Die Geschichte Europas zeigt sehr deutlich: Glaube und Vernunft sind aufeinander verwiesen; beide können ohne den jeweils anderen Part sehr schnell zerstörerisch wirken. Glaube ohne Vernunft wird zu religiösem Fundamentalismus, der Gott und die Religion missbraucht, um politische Interessen durchzusetzen, wie wir es durch islamistischen Terror oder auch durch christlich-konfessionellen Terror wie in Irland erleben können.

Aber auch Vernunft ohne Glaube droht zu einem nicht weniger üblen Fundamentalismus zu mutieren, den ich den säkularistischen Fundamentalismus nennen möchte. Der Fall Buttiglione mag ein noch recht harmloses Beispiel sein für ein Opfer dieser Art des (Religion hassenden) Fundamentalismus. Bedrohlicher ist, wie der Gedanke der Menschenwürde und der unbedingten Achtung menschlichen Lebens mehr und mehr ausgehöhlt, mehr und mehr nur noch pragmatisch gehandhabt wird, vor allem was den Beginn und das Ende menschlichen Lebens betrifft.

Auch die Wertediskussion mit ihren Forderungen nach einem neuen Ethos der Nächstenliebe, der Bereitschaft, dem Gemeinwohl zudienen, und so weiter braucht eine Quelle, die von weiter herkommt als von einer gänzlich säkularisierten Vernunft.

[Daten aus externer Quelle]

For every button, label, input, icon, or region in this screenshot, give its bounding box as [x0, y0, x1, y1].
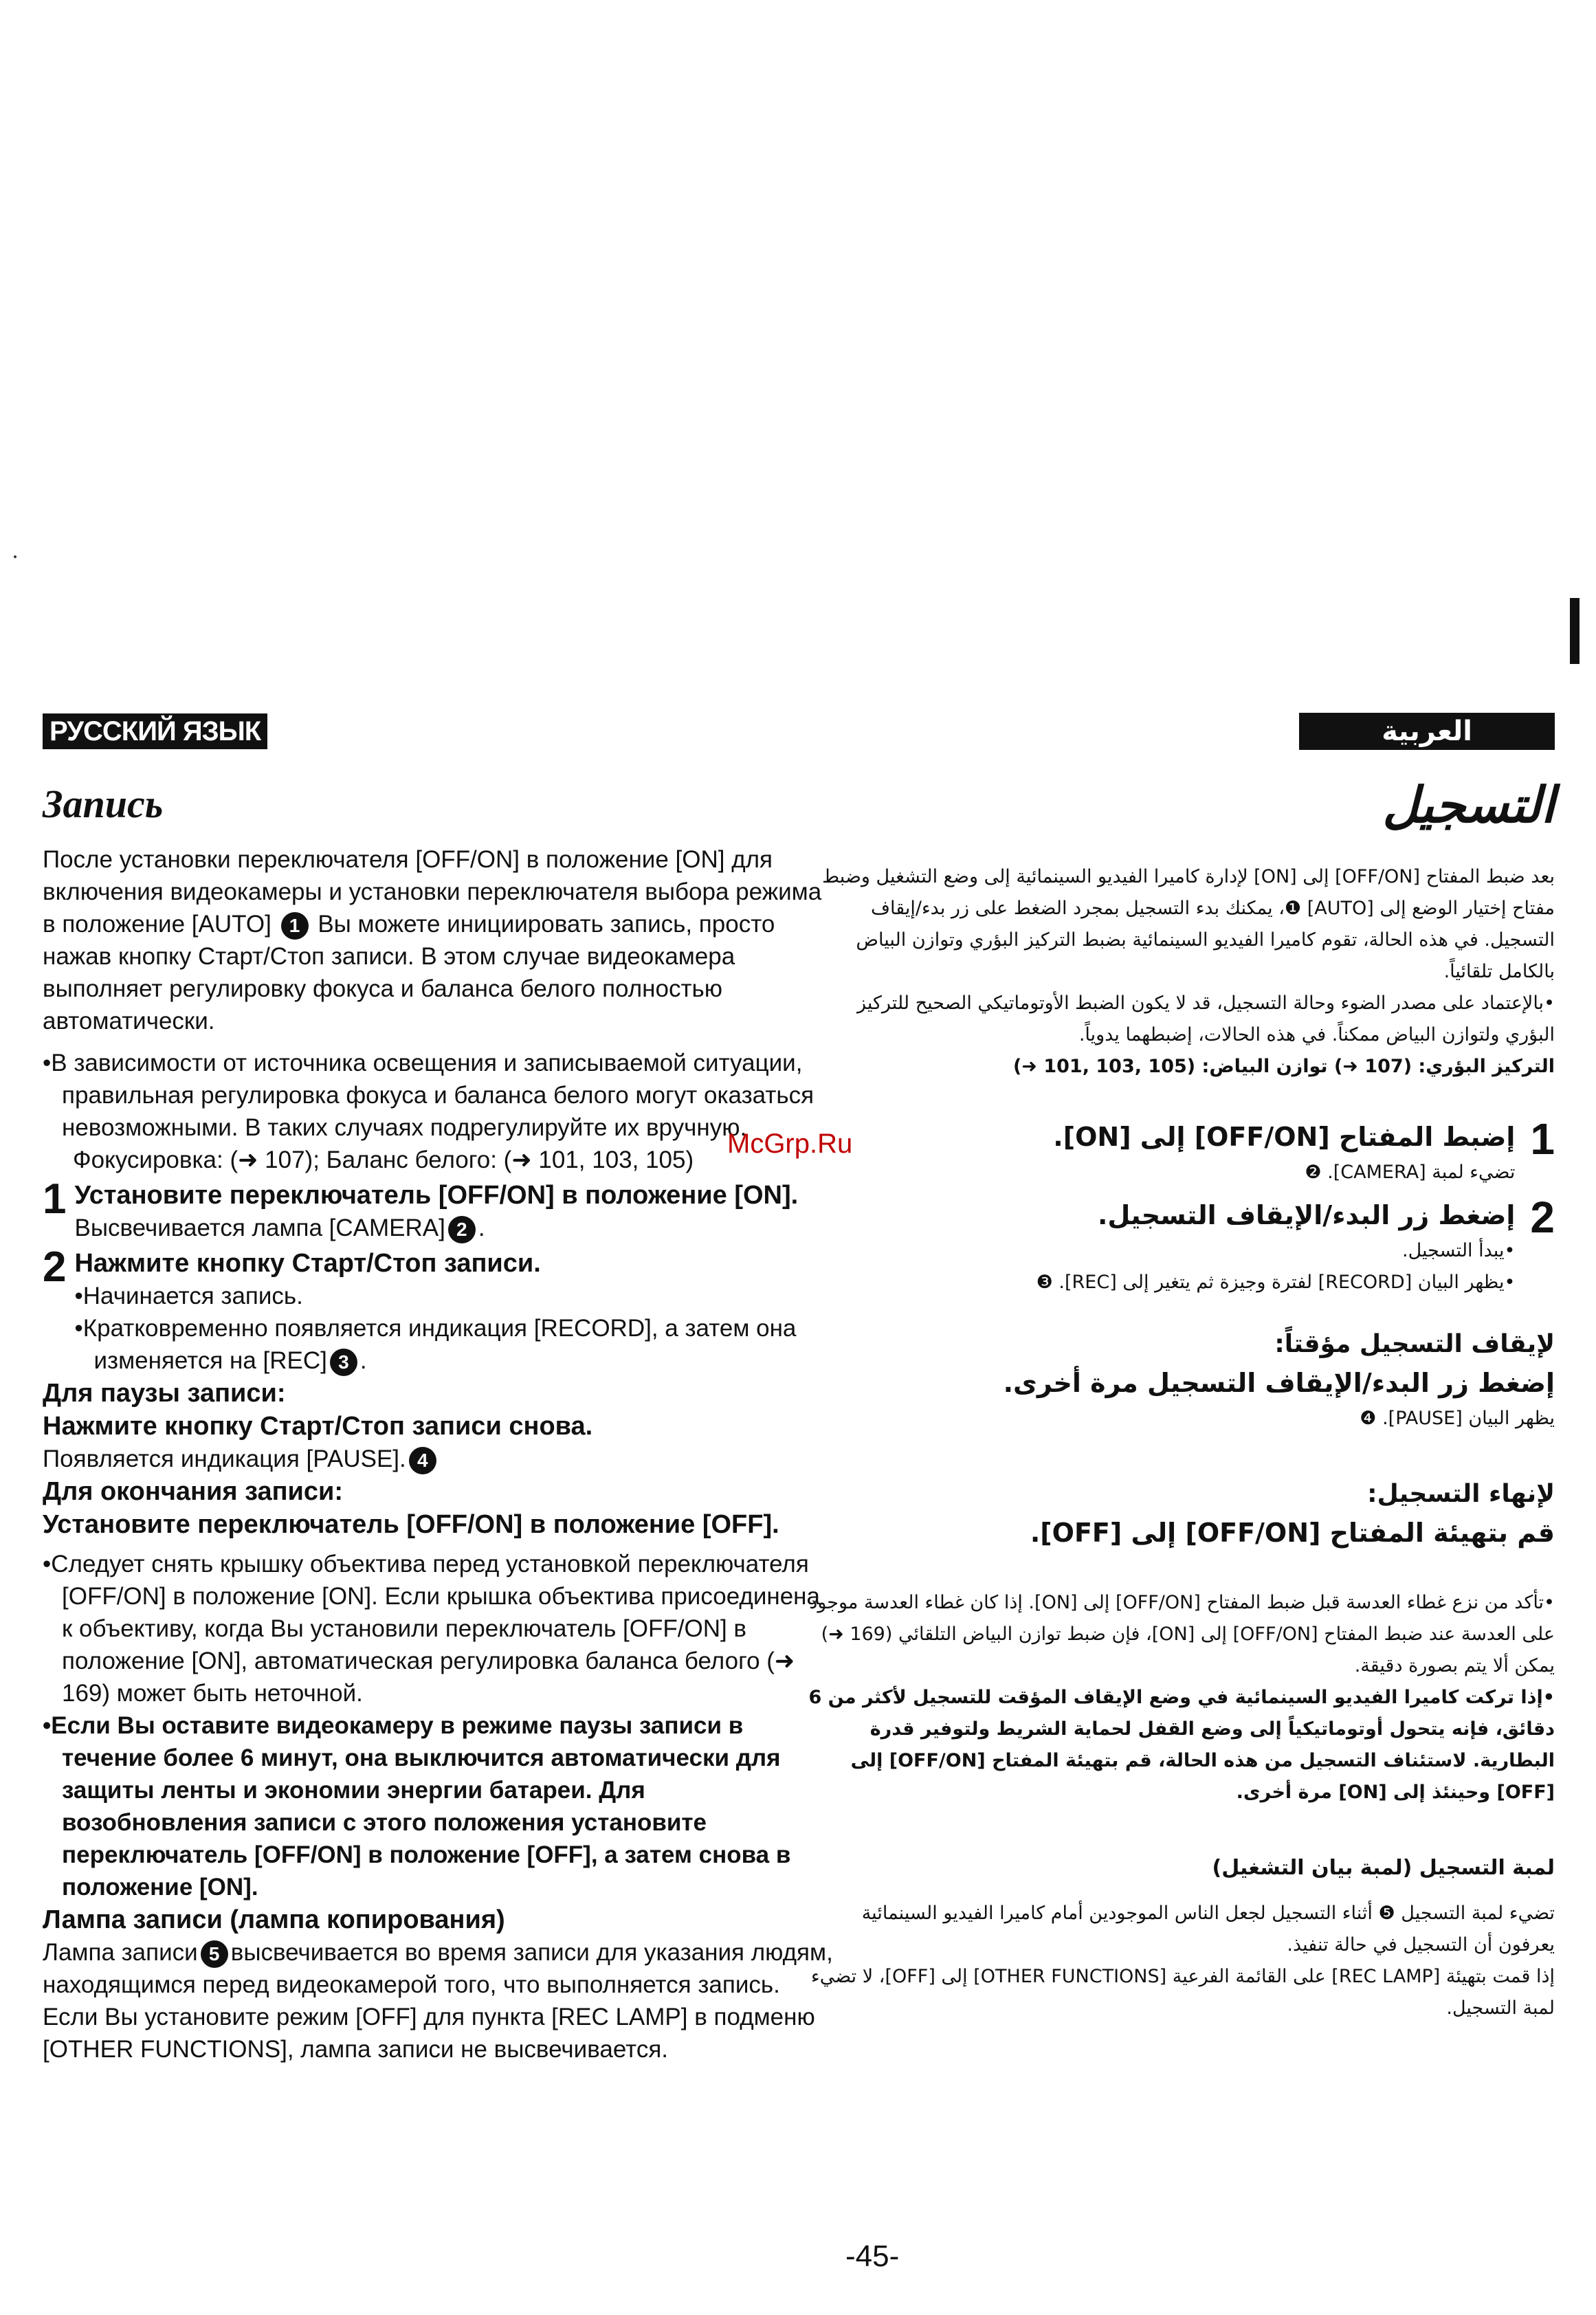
russian-language-badge: РУССКИЙ ЯЗЫК — [43, 713, 267, 749]
rec-lamp-setting: Если Вы установите режим [OFF] для пункта [REC LAMP] в подменю [OTHER FUNCTIONS], лампа записи не высвечивается. — [43, 2004, 815, 2063]
arabic-note-lighting: •بالإعتماد على مصدر الضوء وحالة التسجيل، قد لا يكون الضبط الأوتوماتيكي الصحيح للتركيز البؤري ولتوازن البياض ممكناً. في هذه الحالات، إضبطهما يدوياً. — [857, 993, 1555, 1045]
russian-column — [43, 715, 833, 2065]
arabic-rec-lamp-desc: تضيء لمبة التسجيل ❺ أثناء التسجيل لجعل الناس الموجودين أمام كاميرا الفيديو السينمائية يعرفون أن التسجيل في حالة تنفيذ. — [861, 1903, 1555, 1956]
step-number: 1 — [1530, 1114, 1555, 1164]
step-desc: تضيء لمبة [CAMERA]. ❷ — [1305, 1162, 1516, 1183]
arabic-pause-heading: لإيقاف التسجيل مؤقتاً: — [1274, 1330, 1555, 1358]
arabic-rec-lamp-heading: لمبة التسجيل (لمبة بيان التشغيل) — [1212, 1856, 1555, 1880]
arabic-step-2 — [806, 1195, 1555, 1298]
callout-2-icon: 2 — [448, 1216, 476, 1243]
rec-lamp-heading: Лампа записи (лампа копирования) — [43, 1905, 505, 1934]
russian-step-2 — [43, 1243, 833, 1377]
step-bullet: •Начинается запись. — [74, 1283, 303, 1309]
arabic-end-note-lens-cap: •تأكد من نزع غطاء العدسة قبل ضبط المفتاح [OFF/ON] إلى [ON]. إذا كان غطاء العدسة موجود على العدسة عند ضبط المفتاح [OFF/ON] إلى [ON]، فإن ضبط توازن البياض التلقائي (169 ➜) يمكن ألا يتم بصورة دقيقة. — [809, 1592, 1555, 1676]
end-note-lens-cap: •Следует снять крышку объектива перед установкой переключателя [OFF/ON] в положение [ON]. Если крышка объектива присоединена к объективу, когда Вы установили переключатель [OFF/ON] в положение [ON], автоматическая регулировка баланса белого (➜ 169) может быть неточной. — [43, 1551, 820, 1707]
russian-step-1: 1 Установите переключатель [OFF/ON] в положение [ON]. Высвечивается лампа [CAMERA] 2 . — [43, 1179, 833, 1244]
step-title: Нажмите кнопку Старт/Стоп записи. — [74, 1249, 541, 1278]
arabic-step-1 — [806, 1114, 1555, 1188]
pause-desc: Появляется индикация [PAUSE]. 4 — [43, 1443, 833, 1475]
step-bullet: •يبدأ التسجيل. — [1401, 1240, 1516, 1261]
russian-note-ref: Фокусировка: (➜ 107); Баланс белого: (➜ 101, 103, 105) — [73, 1147, 694, 1173]
scan-dot — [14, 555, 16, 558]
arabic-end-note-auto-off: •إذا تركت كاميرا الفيديو السينمائية في وضع الإيقاف المؤقت للتسجيل لأكثر من 6 دقائق، فإنه يتحول أوتوماتيكياً إلى وضع القفل لحماية الشريط ولتوفير قدرة البطارية. لاستئناف التسجيل من هذه الحالة، قم بتهيئة المفتاح [OFF/ON] إلى [OFF] وحينئذ إلى [ON] مرة أخرى. — [808, 1687, 1555, 1803]
watermark: McGrp.Ru — [727, 1129, 853, 1159]
callout-5-icon: 5 — [201, 1940, 228, 1968]
arabic-pause-action: إضغط زر البدء/الإيقاف التسجيل مرة أخرى. — [1003, 1368, 1555, 1398]
arabic-section-title: التسجيل — [1382, 775, 1555, 834]
step-title: Установите переключатель [OFF/ON] в положение [ON]. — [74, 1181, 799, 1210]
russian-note-lighting: •В зависимости от источника освещения и записываемой ситуации, правильная регулировка фокуса и баланса белого могут оказаться невозможными. В таких случаях подрегулируйте их вручную. — [43, 1050, 814, 1141]
step-number: 2 — [43, 1243, 67, 1291]
pause-heading: Для паузы записи: — [43, 1379, 286, 1408]
step-bullet: •Кратковременно появляется индикация [RECORD], а затем она изменяется на [REC] 3 . — [74, 1312, 833, 1377]
arabic-rec-lamp-setting: إذا قمت بتهيئة [REC LAMP] على القائمة الفرعية [OTHER FUNCTIONS] إلى [OFF]، لا تضيء لمبة التسجيل. — [811, 1966, 1555, 2019]
arabic-note-ref: التركيز البؤري: (107 ➜) توازن البياض: (105 ,103 ,101 ➜) — [1012, 1056, 1555, 1077]
russian-section-title: Запись — [43, 782, 164, 826]
end-note-auto-off: •Если Вы оставите видеокамеру в режиме паузы записи в течение более 6 минут, она выключится автоматически для защиты ленты и экономии энергии батареи. Для возобновления записи с этого положения установите переключатель [OFF/ON] в положение [OFF], а затем снова в положение [ON]. — [43, 1712, 791, 1901]
arabic-pause-desc: يظهر البيان [PAUSE]. ❹ — [1360, 1408, 1555, 1429]
step-bullet: •يظهر البيان [RECORD] لفترة وجيزة ثم يتغير إلى [REC]. ❸ — [1036, 1272, 1516, 1293]
rec-lamp-desc: Лампа записи 5 высвечивается во время записи для указания людям, находящимся перед видеокамерой того, что выполняется запись. — [43, 1939, 833, 1998]
callout-4-icon: 4 — [409, 1447, 436, 1474]
step-title: إضغط زر البدء/الإيقاف التسجيل. — [1097, 1200, 1516, 1230]
russian-intro: После установки переключателя [OFF/ON] в положение [ON] для включения видеокамеры и установки переключателя выбора режима в положение [AUTO] 1 Вы можете инициировать запись, просто нажав кнопку Старт/Стоп записи. В этом случае видеокамера выполняет регулировку фокуса и баланса белого полностью автоматически. — [43, 846, 822, 1034]
arabic-intro: بعد ضبط المفتاح [OFF/ON] إلى [ON] لإدارة كاميرا الفيديو السينمائية إلى وضع التشغيل وضبط مفتاح إختيار الوضع إلى [AUTO] ❶، يمكنك بدء التسجيل بمجرد الضغط على زر بدء/إيقاف التسجيل. في هذه الحالة، تقوم كاميرا الفيديو السينمائية بضبط التركيز البؤري وتوازن البياض بالكامل تلقائياً. — [822, 866, 1555, 982]
callout-3-icon: 3 — [330, 1349, 357, 1376]
arabic-end-action: قم بتهيئة المفتاح [OFF/ON] إلى [OFF]. — [1030, 1518, 1555, 1548]
page-edge-tab — [1570, 598, 1580, 664]
arabic-language-badge: العربية — [1299, 713, 1555, 750]
end-action: Установите переключатель [OFF/ON] в положение [OFF]. — [43, 1510, 779, 1539]
end-heading: Для окончания записи: — [43, 1477, 344, 1506]
step-title: إضبط المفتاح [OFF/ON] إلى [ON]. — [1053, 1122, 1516, 1152]
step-number: 2 — [1530, 1193, 1555, 1242]
callout-1-icon: 1 — [281, 912, 309, 940]
arabic-end-heading: لإنهاء التسجيل: — [1367, 1480, 1555, 1508]
page-number: -45- — [845, 2239, 900, 2273]
pause-action: Нажмите кнопку Старт/Стоп записи снова. — [43, 1412, 593, 1441]
step-number: 1 — [43, 1175, 67, 1223]
step-desc: Высвечивается лампа [CAMERA] — [74, 1215, 445, 1241]
arabic-column — [806, 715, 1555, 2024]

Weihnachten ist das Fest, an dem wir feiern, dass der Logos, das heißt die göttliche Vernunft Mensch geworden ist, um durch ihr Reden, Wirken, Sterben und Auferstehen den Menschen zu humanisieren. Diese Quelle hat das christliche Europa entgegen allen auch bestehenden inhumanen Kräften immer auch geprägt, geformt und geleitet. An uns liegt es, ob diese Quelle ihre humanisierende Kraft auch weiterhin entfalten kann, hier in Garching, in unserem Land, in Europa, in der ganzen Welt.